« Je n’imagine pas qu’il ne se passe rien »

Les membres de la convention citoyenne (photo CESE)

En ces temps de démocratie grise, où les échanges tournent vite aux échanges d’injures, où les conflits sont perçus comme des échecs, ce qui vient de se passer avec la Convention citoyenne sur la fin de vie apparaît comme une belle éclaircie. Pendant des semaines, ils étaient 184 citoyens ; ils ont parlé, échangé, confronté, sur un thème où l’on avait pris à l’habitude de ne plus s’écouter. Et au final, ils ont adopté un long rapport, précis et passionnant.

Sandrine Rui les a accompagnés. Sociologue, enseignante-chercheure à l’université de Bordeaux, elle avait beaucoup travaillé sur la démocratie participative et ses nouvelles formes. C’est à ce titre qu’elle a fait partie du comité de gouvernance de cette Convention citoyenne sur la fin de vie qui s’est donc tenue cet automne et cet hiver, rendant son avis le mois dernier en réponse à la question posée : « Le cadre d’accompagnement de la fin de vie est-il adapté aux différentes situations rencontrées ou d’éventuels changements devraient-ils être introduits ? »

Sandrine Rui

Elle détaille pour VIF le fonctionnement de cette Convention et revient sur les surprises de ces mois partagés. Notant, comme bien d’autres, que cette Convention a bien fonctionné, à la grande satisfaction de ses membres.


Le rapport de la Convention a donc été rendu public. Ça y est, tout est fini ? Chacun est rentré chez soi ?
Pas exactement. Certes, les sessions de travail des citoyens comme le travail en continu du comité de gouvernance, tout cela s’est arrêté. Mais nous allons faire un retour d’expérience, avec un bilan de notre travail. Et nous allons avoir des bilans avec les citoyens, à six mois, un an, et bien sûr, regarder la suite qui sera donnée ou pas à la Convention citoyenne. Il y a des rendez-vous programmés.
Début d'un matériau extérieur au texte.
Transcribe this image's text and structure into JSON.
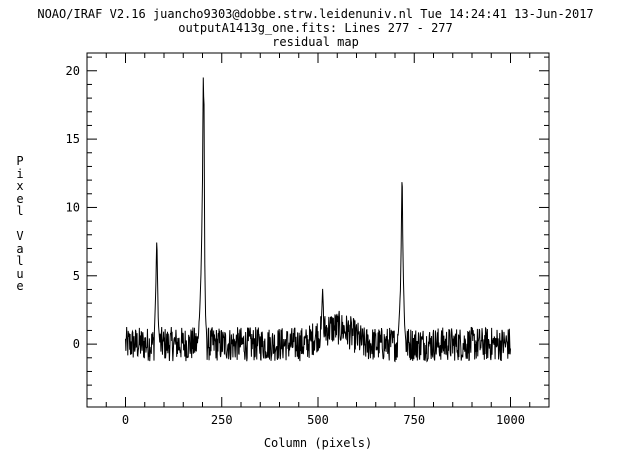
{
  "header": {
    "line1": "NOAO/IRAF V2.16 juancho9303@dobbe.strw.leidenuniv.nl Tue 14:24:41 13-Jun-2017",
    "line2": "outputA1413g_one.fits: Lines 277 - 277",
    "line3": "residual map"
  },
  "chart_data": {
    "type": "line",
    "title": "residual map",
    "xlabel": "Column (pixels)",
    "ylabel": "Pixel Value",
    "xlim": [
      -100,
      1100
    ],
    "ylim": [
      -4.6,
      21.3
    ],
    "xticks": [
      0,
      250,
      500,
      750,
      1000
    ],
    "yticks": [
      0,
      5,
      10,
      15,
      20
    ],
    "grid": false,
    "noise": {
      "x_start": 0,
      "x_end": 1000,
      "baseline": 0,
      "amplitude": 0.9
    },
    "bumps": [
      {
        "x_start": 470,
        "x_end": 620,
        "height": 1.2
      }
    ],
    "series": [
      {
        "x": [
          75,
          77,
          79,
          80,
          81,
          82,
          83,
          84,
          85,
          87,
          89
        ],
        "y": [
          0.8,
          2.5,
          4.5,
          6.0,
          7.4,
          6.8,
          5.0,
          3.5,
          2.0,
          0.8,
          0.2
        ]
      },
      {
        "x": [
          190,
          193,
          196,
          198,
          200,
          201,
          202,
          203,
          204,
          205,
          206,
          208,
          211
        ],
        "y": [
          1.0,
          2.5,
          5.0,
          8.0,
          12.0,
          16.0,
          19.6,
          18.0,
          17.5,
          11.0,
          6.0,
          2.0,
          0.5
        ],
        "name": ""
      },
      {
        "x": [
          708,
          711,
          714,
          716,
          717,
          718,
          719,
          720,
          722,
          725,
          728
        ],
        "y": [
          0.5,
          2.0,
          4.0,
          7.0,
          9.5,
          11.8,
          11.5,
          8.0,
          4.5,
          1.5,
          0.3
        ]
      },
      {
        "x": [
          510,
          512,
          514
        ],
        "y": [
          2.5,
          3.9,
          2.5
        ]
      }
    ]
  }
}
Nourrir l’esprit de la loi.

En quoi cette convention s’est-elle déroulée différemment des autres ?
Ce n’est jamais que la seconde au plan national, même s’il y a eu d’autres conventions à plus petite échelle dans les régions, dans les territoires. C’est devenu un dispositif participatif qui attire.
Dans le cas précis, la différence forte avec la Convention climat, est que le rôle du Conseil économique et social et environnemental (CESE) était plus clair grâce à la loi organique de 2021. C’est lui qui était le maître d’œuvre. Il a désormais des prérogatives, un rôle, il s’est donc organisé, avec une forte volonté d’être le carrefour de la participation citoyenne. Bref, un portage clair, ce qui n’était pas le cas dans le cas du climat. Avec, en plus, un statut d’indépendance plus marqué.
Autre différence, nous sommes arrivés après, et nous avons logiquement tiré les leçons de la Convention climat. Notamment, le mandat des citoyens a été énoncé plus clairement : non pas écrire la loi mais contribuer au débat national sur la fin de vie et donc, le cas échéant, nourrir l’esprit de la loi. Ce qui n’est pas une mince distinction.
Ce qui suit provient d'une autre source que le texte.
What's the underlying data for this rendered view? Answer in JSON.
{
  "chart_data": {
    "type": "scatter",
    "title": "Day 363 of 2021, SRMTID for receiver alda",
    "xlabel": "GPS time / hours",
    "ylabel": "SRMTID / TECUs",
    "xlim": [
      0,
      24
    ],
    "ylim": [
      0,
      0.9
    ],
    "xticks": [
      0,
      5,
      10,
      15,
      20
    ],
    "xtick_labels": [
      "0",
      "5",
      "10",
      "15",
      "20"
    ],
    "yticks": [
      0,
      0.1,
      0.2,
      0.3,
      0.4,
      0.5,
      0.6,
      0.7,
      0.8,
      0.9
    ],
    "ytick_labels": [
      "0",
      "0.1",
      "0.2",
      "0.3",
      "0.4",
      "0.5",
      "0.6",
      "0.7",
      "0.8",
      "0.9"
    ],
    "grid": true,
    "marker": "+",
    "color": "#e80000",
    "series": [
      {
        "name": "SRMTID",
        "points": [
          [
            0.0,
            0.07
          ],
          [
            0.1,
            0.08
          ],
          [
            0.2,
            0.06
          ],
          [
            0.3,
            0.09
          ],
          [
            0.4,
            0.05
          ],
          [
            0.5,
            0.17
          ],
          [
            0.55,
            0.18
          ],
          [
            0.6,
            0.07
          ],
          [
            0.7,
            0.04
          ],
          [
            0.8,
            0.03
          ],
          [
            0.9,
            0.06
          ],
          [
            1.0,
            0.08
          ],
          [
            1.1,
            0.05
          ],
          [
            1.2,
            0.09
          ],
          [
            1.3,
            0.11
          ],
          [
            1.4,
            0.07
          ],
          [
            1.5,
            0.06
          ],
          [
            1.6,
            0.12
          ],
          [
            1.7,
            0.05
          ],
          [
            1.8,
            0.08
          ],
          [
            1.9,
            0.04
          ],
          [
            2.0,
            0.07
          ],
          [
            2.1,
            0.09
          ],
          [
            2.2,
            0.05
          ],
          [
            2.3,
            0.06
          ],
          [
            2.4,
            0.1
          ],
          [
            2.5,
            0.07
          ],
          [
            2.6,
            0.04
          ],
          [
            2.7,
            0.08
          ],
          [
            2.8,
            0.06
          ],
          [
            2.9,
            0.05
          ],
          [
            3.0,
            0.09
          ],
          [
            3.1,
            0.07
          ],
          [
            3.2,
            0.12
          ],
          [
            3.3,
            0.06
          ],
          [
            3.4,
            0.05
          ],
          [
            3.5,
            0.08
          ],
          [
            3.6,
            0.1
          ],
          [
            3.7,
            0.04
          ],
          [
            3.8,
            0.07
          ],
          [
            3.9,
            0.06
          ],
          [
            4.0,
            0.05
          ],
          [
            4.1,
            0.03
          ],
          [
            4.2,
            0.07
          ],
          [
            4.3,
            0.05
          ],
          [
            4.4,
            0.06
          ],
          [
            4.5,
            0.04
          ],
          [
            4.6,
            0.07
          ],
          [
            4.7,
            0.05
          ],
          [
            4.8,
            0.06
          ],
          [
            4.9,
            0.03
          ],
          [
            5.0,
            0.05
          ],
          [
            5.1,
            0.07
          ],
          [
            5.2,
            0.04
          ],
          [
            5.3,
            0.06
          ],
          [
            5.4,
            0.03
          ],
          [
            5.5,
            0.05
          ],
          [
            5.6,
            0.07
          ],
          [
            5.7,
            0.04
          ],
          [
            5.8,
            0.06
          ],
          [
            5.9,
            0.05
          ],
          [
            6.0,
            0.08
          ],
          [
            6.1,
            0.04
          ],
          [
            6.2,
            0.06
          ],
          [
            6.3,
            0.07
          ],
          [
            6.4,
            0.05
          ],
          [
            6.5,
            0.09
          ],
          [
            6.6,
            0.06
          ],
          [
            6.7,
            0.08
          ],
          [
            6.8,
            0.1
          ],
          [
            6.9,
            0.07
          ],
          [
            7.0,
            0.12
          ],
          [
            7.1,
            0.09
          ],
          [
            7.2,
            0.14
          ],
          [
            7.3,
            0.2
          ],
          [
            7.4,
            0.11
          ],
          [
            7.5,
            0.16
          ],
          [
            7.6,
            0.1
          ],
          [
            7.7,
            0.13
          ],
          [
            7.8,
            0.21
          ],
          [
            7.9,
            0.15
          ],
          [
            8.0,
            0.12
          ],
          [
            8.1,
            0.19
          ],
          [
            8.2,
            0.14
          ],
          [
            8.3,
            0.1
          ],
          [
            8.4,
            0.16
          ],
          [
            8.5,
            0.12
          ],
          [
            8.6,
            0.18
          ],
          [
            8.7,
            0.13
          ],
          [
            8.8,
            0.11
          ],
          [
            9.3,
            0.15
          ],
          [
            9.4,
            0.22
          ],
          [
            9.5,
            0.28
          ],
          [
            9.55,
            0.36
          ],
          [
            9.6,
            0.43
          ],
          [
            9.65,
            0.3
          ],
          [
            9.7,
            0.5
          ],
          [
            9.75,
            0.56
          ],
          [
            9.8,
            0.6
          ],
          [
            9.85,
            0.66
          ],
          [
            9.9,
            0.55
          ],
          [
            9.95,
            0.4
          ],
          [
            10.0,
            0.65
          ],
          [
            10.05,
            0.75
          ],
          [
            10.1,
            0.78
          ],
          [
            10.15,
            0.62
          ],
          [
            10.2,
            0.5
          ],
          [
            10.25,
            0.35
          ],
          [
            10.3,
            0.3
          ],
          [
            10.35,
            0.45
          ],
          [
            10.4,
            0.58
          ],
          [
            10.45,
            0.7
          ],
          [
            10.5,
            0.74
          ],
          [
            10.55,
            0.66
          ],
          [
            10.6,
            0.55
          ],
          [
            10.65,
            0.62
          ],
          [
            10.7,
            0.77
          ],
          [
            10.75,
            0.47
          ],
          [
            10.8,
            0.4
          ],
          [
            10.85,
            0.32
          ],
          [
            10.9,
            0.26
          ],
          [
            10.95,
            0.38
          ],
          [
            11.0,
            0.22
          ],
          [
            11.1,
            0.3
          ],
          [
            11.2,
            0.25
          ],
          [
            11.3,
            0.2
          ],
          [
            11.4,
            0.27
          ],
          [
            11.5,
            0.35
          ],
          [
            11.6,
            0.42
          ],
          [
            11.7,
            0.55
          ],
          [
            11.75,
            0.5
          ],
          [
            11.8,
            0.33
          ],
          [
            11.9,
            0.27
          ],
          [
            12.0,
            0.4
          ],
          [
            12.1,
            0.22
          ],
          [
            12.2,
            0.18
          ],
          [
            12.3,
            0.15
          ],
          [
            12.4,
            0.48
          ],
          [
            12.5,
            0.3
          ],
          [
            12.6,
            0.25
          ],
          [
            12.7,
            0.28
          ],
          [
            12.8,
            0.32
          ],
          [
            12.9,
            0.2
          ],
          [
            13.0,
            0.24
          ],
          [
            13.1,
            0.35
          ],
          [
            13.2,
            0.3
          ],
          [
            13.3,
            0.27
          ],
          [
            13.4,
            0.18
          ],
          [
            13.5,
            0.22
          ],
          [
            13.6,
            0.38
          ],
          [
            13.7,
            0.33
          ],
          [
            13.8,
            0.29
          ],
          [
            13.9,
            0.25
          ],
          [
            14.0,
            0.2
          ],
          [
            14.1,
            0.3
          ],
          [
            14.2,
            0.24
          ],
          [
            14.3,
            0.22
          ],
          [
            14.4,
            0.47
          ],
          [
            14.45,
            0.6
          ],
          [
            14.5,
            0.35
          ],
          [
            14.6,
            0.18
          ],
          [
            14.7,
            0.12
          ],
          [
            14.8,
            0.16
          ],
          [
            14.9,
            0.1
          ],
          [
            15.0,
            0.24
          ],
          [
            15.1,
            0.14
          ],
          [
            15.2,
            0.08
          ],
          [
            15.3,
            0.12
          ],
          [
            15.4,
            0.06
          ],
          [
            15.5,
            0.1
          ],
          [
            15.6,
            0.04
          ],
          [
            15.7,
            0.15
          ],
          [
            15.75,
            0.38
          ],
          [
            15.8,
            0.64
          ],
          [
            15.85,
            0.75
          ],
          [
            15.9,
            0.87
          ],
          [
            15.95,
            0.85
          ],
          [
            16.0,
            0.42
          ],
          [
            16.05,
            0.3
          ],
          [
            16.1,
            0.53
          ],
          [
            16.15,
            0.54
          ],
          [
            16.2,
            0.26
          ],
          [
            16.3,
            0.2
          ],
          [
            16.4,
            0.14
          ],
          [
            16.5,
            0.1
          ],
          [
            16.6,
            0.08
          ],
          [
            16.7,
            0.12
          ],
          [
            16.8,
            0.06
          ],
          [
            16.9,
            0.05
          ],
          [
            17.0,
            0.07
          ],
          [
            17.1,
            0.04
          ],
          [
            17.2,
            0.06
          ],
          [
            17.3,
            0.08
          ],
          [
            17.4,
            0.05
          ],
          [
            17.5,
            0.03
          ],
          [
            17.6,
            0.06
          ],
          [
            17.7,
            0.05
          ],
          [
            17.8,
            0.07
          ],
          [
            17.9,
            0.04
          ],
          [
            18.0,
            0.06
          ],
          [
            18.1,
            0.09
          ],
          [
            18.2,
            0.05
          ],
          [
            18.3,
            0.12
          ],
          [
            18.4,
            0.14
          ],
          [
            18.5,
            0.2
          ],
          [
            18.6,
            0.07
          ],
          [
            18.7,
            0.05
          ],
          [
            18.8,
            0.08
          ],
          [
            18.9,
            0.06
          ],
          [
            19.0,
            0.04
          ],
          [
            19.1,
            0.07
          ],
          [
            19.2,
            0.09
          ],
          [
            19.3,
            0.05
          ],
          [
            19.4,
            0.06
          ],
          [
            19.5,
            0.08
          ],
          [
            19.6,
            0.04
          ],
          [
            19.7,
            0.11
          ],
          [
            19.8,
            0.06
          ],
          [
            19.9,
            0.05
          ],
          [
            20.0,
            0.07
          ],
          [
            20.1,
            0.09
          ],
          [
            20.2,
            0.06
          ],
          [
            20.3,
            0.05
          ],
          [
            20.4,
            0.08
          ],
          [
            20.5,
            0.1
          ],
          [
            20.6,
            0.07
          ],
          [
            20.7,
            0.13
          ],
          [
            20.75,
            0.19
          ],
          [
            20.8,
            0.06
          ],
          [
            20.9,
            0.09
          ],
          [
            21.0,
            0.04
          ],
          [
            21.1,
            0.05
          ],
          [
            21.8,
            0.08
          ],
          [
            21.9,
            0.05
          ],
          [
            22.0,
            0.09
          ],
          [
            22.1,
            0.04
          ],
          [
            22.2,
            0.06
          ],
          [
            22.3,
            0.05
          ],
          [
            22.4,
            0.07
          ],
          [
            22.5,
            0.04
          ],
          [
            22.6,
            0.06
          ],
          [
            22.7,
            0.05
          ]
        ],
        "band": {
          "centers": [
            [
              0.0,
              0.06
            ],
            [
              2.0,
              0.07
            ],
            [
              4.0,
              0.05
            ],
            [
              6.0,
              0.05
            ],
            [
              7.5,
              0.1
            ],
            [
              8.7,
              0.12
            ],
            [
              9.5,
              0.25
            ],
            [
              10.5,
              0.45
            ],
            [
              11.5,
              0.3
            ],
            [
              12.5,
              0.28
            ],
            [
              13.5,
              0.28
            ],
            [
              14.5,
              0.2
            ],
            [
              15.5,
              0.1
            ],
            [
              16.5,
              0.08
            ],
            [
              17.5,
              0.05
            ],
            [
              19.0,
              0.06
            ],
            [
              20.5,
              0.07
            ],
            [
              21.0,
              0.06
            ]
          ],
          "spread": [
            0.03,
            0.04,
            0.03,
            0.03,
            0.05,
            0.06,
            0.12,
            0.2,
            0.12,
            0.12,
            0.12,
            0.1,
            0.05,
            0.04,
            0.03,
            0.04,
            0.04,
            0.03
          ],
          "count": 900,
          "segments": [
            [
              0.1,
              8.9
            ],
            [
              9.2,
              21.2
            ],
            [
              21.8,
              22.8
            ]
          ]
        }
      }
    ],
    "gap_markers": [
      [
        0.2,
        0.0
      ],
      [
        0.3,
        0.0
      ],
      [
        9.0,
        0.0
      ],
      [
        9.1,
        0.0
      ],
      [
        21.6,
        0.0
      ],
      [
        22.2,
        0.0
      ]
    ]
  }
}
On dit souvent que pour qu’une convention soit réussie, il faut que la question posée soit bien formulée.
Oui. Et c’était le cas. La question était ouverte, autour du cadre d’accompagnement sur la fin de vie. Différents thèmes pouvaient être ainsi abordés : les moyens, les soins palliatifs, le système de santé, l’aide active à mourir. Ce n’était pas une question enfermante où il fallait trancher par oui ou non, tout en étant un sujet à controverse. Les citoyennes et citoyens ont ainsi pu explorer cette controverse, travailler les arguments et prendre aussi position avec un certain nombre de nuances.

Y a-t-il eu des nouveautés dans le déroulement ? De l’extérieur, on a par exemple assisté à un souci de communication régulière.
Ce n’était pas un exercice sous cloche. Il y avait une volonté de transparence, même si les citoyens nous disaient souvent se lasser d’avoir la presse sur le dos. Il n’empêche, la publicité des débats était un préalable, et cela allait avec un fort degré d’ouverture. Nous avons eu en interne des votes réguliers pour protéger l’expression des groupes de travail. C’était une exigence. Ce principe de publicité devait rejoindre celui de transparence. Rien ne devait paraître opaque, ni à l’intérieur ni à l’extérieur. Il y a eu le souci d’être en permanence ouvert sur l’extérieur, avec la presse mais aussi avec des chercheurs qui ont suivi tout le déroulement …

La règle était claire : pour trancher, si nécessaire, on votait.

Qui décidait formellement ? Qui avait le dernier mot ? Les citoyens ? Le comité de gouvernance ?
Il y avait des arbitrages à rendre, mais les citoyens ne se laissaient pas gouverner comme ça. Ils pouvaient exprimer des doutes et nous, dès le départ, on a décidé de soumettre au vote les questions qui se posaient, en particulier autour de la méthode. On a ainsi fait énormément voter, à la différence de la Convention climat qui, par exemple, avait décidé que des citoyens participaient au comité de gouvernance. On a fait différemment : nous avons associé les citoyens de cette Convention à nos debriefs et aux permanences du comité de gouvernance qui se tenaient à chaque session. C’était indispensable car il y a eu des tangages, des tensions. Parfois, on pensait mal ou faux. Mais la règle était claire : pour trancher, si nécessaire, on votait. Et cela a été très utile.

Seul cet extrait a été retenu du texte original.